Rishi Sunak talks to Minette Batters during the National Farmers’ Union conference.
Rishi Sunak talks to Minette Batters during the National Farmers’ Union conference. Photograph: Adrian Dennis/PA

Farmers often feel ignored by Westminster politicians. Now, however, as a general election heaves slowly into view and the fight for the rural vote begins, it was not a huge surprise when the prime minister, Rishi Sunak, turned up at their annual conference.

Sunak told farmers: “I have your back” and waxed nostalgic about the bucolic British countryside and his experience milking a cow.

But after years of very unpopular post-Brexit trade deals and a bungled agricultural transition from EU farming payments, it didn’t feel like this charm offensive landed. The response from the farmers in the hall was muted at best.

Minette Batters, the outgoing president of the NFU, gave both barrels in her speech immediately before Sunak on the “morally bankrupt” decisions made by Conservatives over recent years. She seemed also to take Sunak’s proclamations of love for the British farming sector with a pinch of salt.

It’s no surprise to see the Tories turning up here. Farmers have long been one of the most stalwart cores of the rural conservative vote, but recent polling by the Country Land and Business Association found that people in rural areas are defecting to Labour in huge numbers, with the party’s share of the vote having climbed to 37%, up 17 points on the 2019 general election result, and the Conservatives’ share falling 25 points to 34%.

The Conservatives hold 96 of the 100 most rural seats, but they face losing more than half to Labour and the Liberal Democrats, including those of Jacob Rees-Mogg, Jeremy Hunt and Thérèse Coffey. The loss of votes among farmers was a factor behind three byelection losses – North Shropshire, Tiverton and Honiton, and Somerton and Frome – to the Liberal Democrats.

The big question at the conference, however, was why Labour had put in such a low-key showing. Sir Keir Starmer and the shadow environment secretary, Steve Reed, were invited to speak at the conference, but declined. They instead sent the junior shadow farming minister, Daniel Zeichner. None agreed to speak to the Guardian about their farming policy.

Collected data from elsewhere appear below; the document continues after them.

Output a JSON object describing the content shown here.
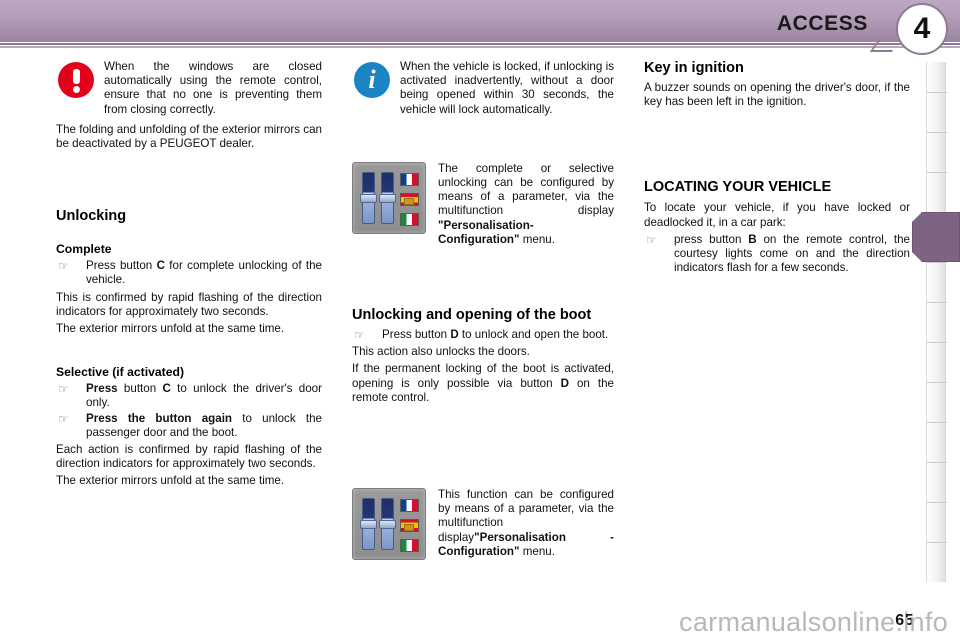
{
  "header": {
    "chapter_title": "ACCESS",
    "chapter_number": "4"
  },
  "left_column": {
    "warning_callout": {
      "icon": "warning-exclamation-icon",
      "text": "When the windows are closed automatically using the remote control, ensure that no one is preventing them from closing correctly."
    },
    "dealer_note": "The folding and unfolding of the exterior mirrors can be deactivated by a PEUGEOT dealer.",
    "unlocking_heading": "Unlocking",
    "complete": {
      "subheading": "Complete",
      "bullet_1_prefix": "Press button ",
      "bullet_1_bold": "C",
      "bullet_1_suffix": " for complete unlocking of the vehicle.",
      "paragraph_1": "This is confirmed by rapid flashing of the direction indicators for approximately two seconds.",
      "paragraph_2": "The exterior mirrors unfold at the same time."
    },
    "selective": {
      "subheading": "Selective (if activated)",
      "bullet_1_bold": "Press",
      "bullet_1_mid": " button ",
      "bullet_1_bold2": "C",
      "bullet_1_suffix": " to unlock the driver's door only.",
      "bullet_2_bold": "Press the button again",
      "bullet_2_suffix": " to unlock the passenger door and the boot.",
      "paragraph_1": "Each action is confirmed by rapid flashing of the direction indicators for approximately two seconds.",
      "paragraph_2": "The exterior mirrors unfold at the same time."
    }
  },
  "middle_column": {
    "info_callout": {
      "icon": "info-circle-icon",
      "text": "When the vehicle is locked, if unlocking is activated inadvertently, without a door being opened within 30 seconds, the vehicle will lock automatically."
    },
    "figure_1": {
      "thumbnail": "multifunction-display-settings-thumbnail",
      "text_prefix": "The complete or selective unlocking can be configured by means of a parameter, via the multifunction display ",
      "text_bold": "\"Personalisation-Configuration\"",
      "text_suffix": " menu."
    },
    "boot_heading": "Unlocking and opening of the boot",
    "boot": {
      "bullet_1_prefix": "Press button ",
      "bullet_1_bold": "D",
      "bullet_1_suffix": " to unlock and open the boot.",
      "paragraph_1": "This action also unlocks the doors.",
      "paragraph_2_prefix": "If the permanent locking of the boot is activated, opening is only possible via button ",
      "paragraph_2_bold": "D",
      "paragraph_2_suffix": " on the remote control."
    },
    "figure_2": {
      "thumbnail": "multifunction-display-settings-thumbnail",
      "text_prefix": "This function can be configured by means of a parameter, via the multifunction display",
      "text_bold": "\"Personalisation - Configuration\"",
      "text_suffix": " menu."
    }
  },
  "right_column": {
    "key_in_ignition_heading": "Key in ignition",
    "key_in_ignition_text": "A buzzer sounds on opening the driver's door, if the key has been left in the ignition.",
    "locating_heading": "LOCATING YOUR VEHICLE",
    "locating_intro": "To locate your vehicle, if you have locked or deadlocked it, in a car park:",
    "locating_bullet_prefix": "press button ",
    "locating_bullet_bold": "B",
    "locating_bullet_suffix": " on the remote control, the courtesy lights come on and the direction indicators flash for a few seconds."
  },
  "footer": {
    "page_number": "65",
    "watermark": "carmanualsonline.info"
  },
  "colors": {
    "header_gradient_top": "#bda8c2",
    "header_gradient_bottom": "#9c849f",
    "active_tab": "#7e6483",
    "warning_red": "#e2001a",
    "info_blue": "#1b84c4"
  }
}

There is a feeling that Labour is sitting back and watching the Conservatives fail in this politically fraught sector.

Batters implied she did not trust Starmer or Sunak to protect British standards. “Oh gosh, trust is a big word,” she said, adding that Sunak was a huge improvement on former prime ministers Liz Truss and Boris Johnson, who wanted to liberalise trade policy, which would have undercut British farmers.

She is watching to see if Sunak puts core trading standards – that is, not accepting food produced to vastly inferior standards – in the Conservative manifesto. “Really, the Conservatives have to be very, very clear at the next election that they will introduce the Core Standards standard,” she said.

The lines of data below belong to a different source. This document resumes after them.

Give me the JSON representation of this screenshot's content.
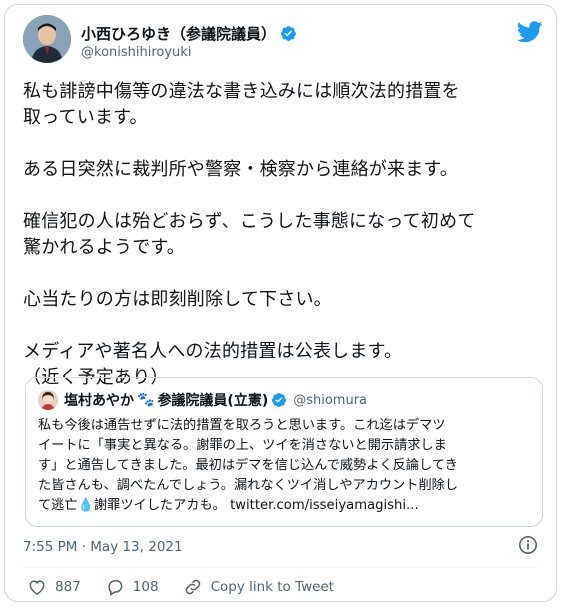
{
  "author": {
    "name": "小西ひろゆき（参議院議員）",
    "handle": "@konishihiroyuki"
  },
  "tweet": {
    "text": "私も誹謗中傷等の違法な書き込みには順次法的措置を\n取っています。\n\nある日突然に裁判所や警察・検察から連絡が来ます。\n\n確信犯の人は殆どおらず、こうした事態になって初めて\n驚かれるようです。\n\n心当たりの方は即刻削除して下さい。\n\nメディアや著名人への法的措置は公表します。\n（近く予定あり）",
    "timestamp": "7:55 PM · May 13, 2021"
  },
  "quoted": {
    "name": "塩村あやか",
    "paw": "🐾",
    "name_suffix": "参議院議員(立憲)",
    "handle": "@shiomura",
    "text_main": "私も今後は通告せずに法的措置を取ろうと思います。これ迄はデマツ\nイートに「事実と異なる。謝罪の上、ツイを消さないと開示請求しま\nす」と通告してきました。最初はデマを信じ込んで威勢よく反論してき\nた皆さんも、調べたんでしょう。漏れなくツイ消しやアカウント削除し\nて逃亡",
    "droplet": "💧",
    "text_tail": "謝罪ツイしたアカも。 ",
    "link": "twitter.com/isseiyamagishi..."
  },
  "actions": {
    "likes": "887",
    "replies": "108",
    "copy_link": "Copy link to Tweet"
  },
  "colors": {
    "twitter_blue": "#1d9bf0",
    "secondary_text": "#536471",
    "border": "#cfd9de"
  },
  "icons": [
    "verified-badge-icon",
    "twitter-bird-icon",
    "info-icon",
    "heart-icon",
    "reply-icon",
    "link-icon"
  ]
}
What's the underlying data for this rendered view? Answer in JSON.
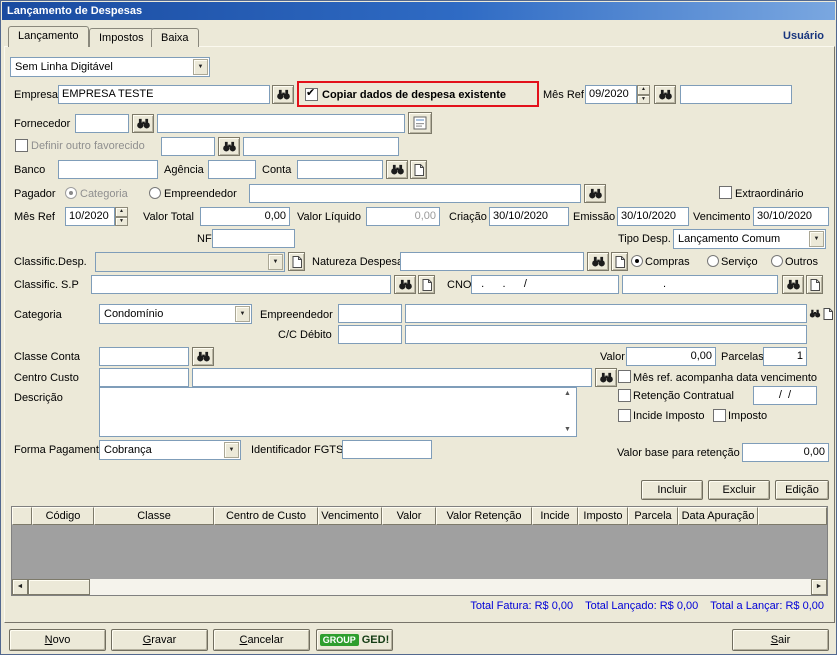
{
  "window": {
    "title": "Lançamento de Despesas"
  },
  "tabs": {
    "lancamento": "Lançamento",
    "impostos": "Impostos",
    "baixa": "Baixa",
    "user": "Usuário"
  },
  "linha_digitavel": {
    "selected": "Sem Linha Digitável"
  },
  "empresa": {
    "label": "Empresa",
    "value": "EMPRESA TESTE",
    "copy_checkbox": "Copiar dados de despesa existente",
    "mes_ref_label": "Mês Ref",
    "mes_ref": "09/2020",
    "aux": ""
  },
  "fornecedor": {
    "label": "Fornecedor",
    "code": "",
    "name": ""
  },
  "favorecido": {
    "checkbox": "Definir outro favorecido",
    "code": "",
    "name": ""
  },
  "banco": {
    "label": "Banco",
    "value": "",
    "agencia_label": "Agência",
    "agencia": "",
    "conta_label": "Conta",
    "conta": ""
  },
  "pagador": {
    "label": "Pagador",
    "radio_categoria": "Categoria",
    "radio_empreendedor": "Empreendedor",
    "value": "",
    "extraordinario": "Extraordinário"
  },
  "datas": {
    "mes_ref_label": "Mês Ref",
    "mes_ref": "10/2020",
    "valor_total_label": "Valor Total",
    "valor_total": "0,00",
    "valor_liquido_label": "Valor Líquido",
    "valor_liquido": "0,00",
    "criacao_label": "Criação",
    "criacao": "30/10/2020",
    "emissao_label": "Emissão",
    "emissao": "30/10/2020",
    "vencimento_label": "Vencimento",
    "vencimento": "30/10/2020"
  },
  "nf": {
    "label": "NF",
    "value": ""
  },
  "tipo_desp": {
    "label": "Tipo Desp.",
    "selected": "Lançamento Comum"
  },
  "classific_desp": {
    "label": "Classific.Desp.",
    "selected": ""
  },
  "natureza": {
    "label": "Natureza Despesa",
    "value": ""
  },
  "tipo_compra": {
    "compras": "Compras",
    "servico": "Serviço",
    "outros": "Outros"
  },
  "classific_sp": {
    "label": "Classific. S.P",
    "value": ""
  },
  "cno": {
    "label": "CNO",
    "mask": "  .      .      /",
    "aux": "."
  },
  "categoria": {
    "label": "Categoria",
    "selected": "Condomínio"
  },
  "empreendedor": {
    "label": "Empreendedor",
    "code": "",
    "name": ""
  },
  "cc_debito": {
    "label": "C/C Débito",
    "code": "",
    "name": ""
  },
  "classe_conta": {
    "label": "Classe Conta",
    "value": ""
  },
  "valor": {
    "label": "Valor",
    "value": "0,00"
  },
  "parcelas": {
    "label": "Parcelas",
    "value": "1"
  },
  "centro_custo": {
    "label": "Centro Custo",
    "code": "",
    "name": ""
  },
  "mes_ref_check": "Mês ref. acompanha data vencimento",
  "descricao": {
    "label": "Descrição",
    "value": ""
  },
  "retencao": {
    "checkbox": "Retenção Contratual",
    "date": "/  /"
  },
  "incide_imposto": "Incide Imposto",
  "imposto": "Imposto",
  "forma_pagamento": {
    "label": "Forma Pagamento",
    "selected": "Cobrança"
  },
  "fgts": {
    "label": "Identificador FGTS",
    "value": ""
  },
  "retencao_base": {
    "label": "Valor base para retenção",
    "value": "0,00"
  },
  "actions": {
    "incluir": "Incluir",
    "excluir": "Excluir",
    "edicao": "Edição"
  },
  "grid": {
    "columns": [
      "",
      "Código",
      "Classe",
      "Centro de Custo",
      "Vencimento",
      "Valor",
      "Valor Retenção",
      "Incide",
      "Imposto",
      "Parcela",
      "Data Apuração"
    ],
    "rows": []
  },
  "totals": {
    "fatura": "Total Fatura: R$ 0,00",
    "lancado": "Total Lançado: R$ 0,00",
    "a_lancar": "Total a Lançar: R$ 0,00"
  },
  "footer": {
    "novo": "Novo",
    "gravar": "Gravar",
    "cancelar": "Cancelar",
    "ged_group": "GROUP",
    "ged": "GED!",
    "sair": "Sair"
  },
  "icons": {
    "spinner_up": "▲",
    "spinner_down": "▼",
    "combo_arrow": "▼",
    "check": "✔",
    "scroll_left": "◄",
    "scroll_right": "►"
  },
  "colors": {
    "annotation_red": "#e3111b",
    "totals_blue": "#0000d8",
    "user_blue": "#17357e",
    "ged_green": "#2e9e2e"
  }
}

Meanwhile, she is not entirely sure what Labour’s plans are.

“With Starmer, I’m not yet sure what their trade policy is, if I’m honest, and therein lies another challenge. Labour must have policies. They have no trade policy that they have shared publicly.”

Henry Morton, an arable farmer, seemed unconvinced by Sunak’s warm words: “Well, he needs our votes doesn’t he,” he said. “I think he did all right. He’s obviously out there to get as many votes as possible from the farmers but he said some positive things.”

Colin Rayner, who farms in Windsor, is a dyed-in-the-wool Conservative but thinks there is nothing Sunak can do to win the farming vote. He said: “I don’t know if farmers will vote Labour – I think they will stay at home and not vote.”

The Brexit trade deals and phaseout of EU farming payments had left farmers mistrustful of Conservatives, he said, and they may not gain that trust back “for a generation”.

Martin Cockerill, a Yorkshire farmer, was cautiously optimistic about what Sunak said: “I think the realisation that food security is important is finally emerging and he spoke to that. But farming is still not treated as important by politicians in England.”

He seemed pleased that Sunak had talked up his rural background. “He mentioned his neighbour who has a pig farm, and that was striking, that he actually speaks to his neighbour who’s a pig farmer.”

Labour has also chosen to fight on areas that could ignite culture wars and ruffle feathers in the rural community, promising to end the badger cull and end trail hunting, the replacement for foxhunting in which hounds chase a scent rather than a fox. The right-wing press has already accused Labour of “class war” and a “new foxhunting row”.

The Welsh Labour party has also been facing protests from farmers, and Batters has accused the leadership of stealing the future of farmers by forcing them to plant 10% of their land with trees to receive public funding.

Farmers do seem to warm to Starmer more than Sunak. The Labour leader received a warm welcome at the NFU conference last year and Batters said Sunak was “picking up a lot of legacy” from Truss and Johnson, who were widely regarded as having betrayed rural workers.

But Perkin Evans, a Welsh farmer, told the Guardian: “Look at what’s happened in Wales. There are fears among English farmers that as soon as Starmer gets in, he will cut the farming payments budget.”

Perhaps that need for caution is why Labour politicians have remained so quiet around the flagship farming conference: the rural vote may be up for grabs but there is plenty of anger in these forgotten communities that is ready to ignite.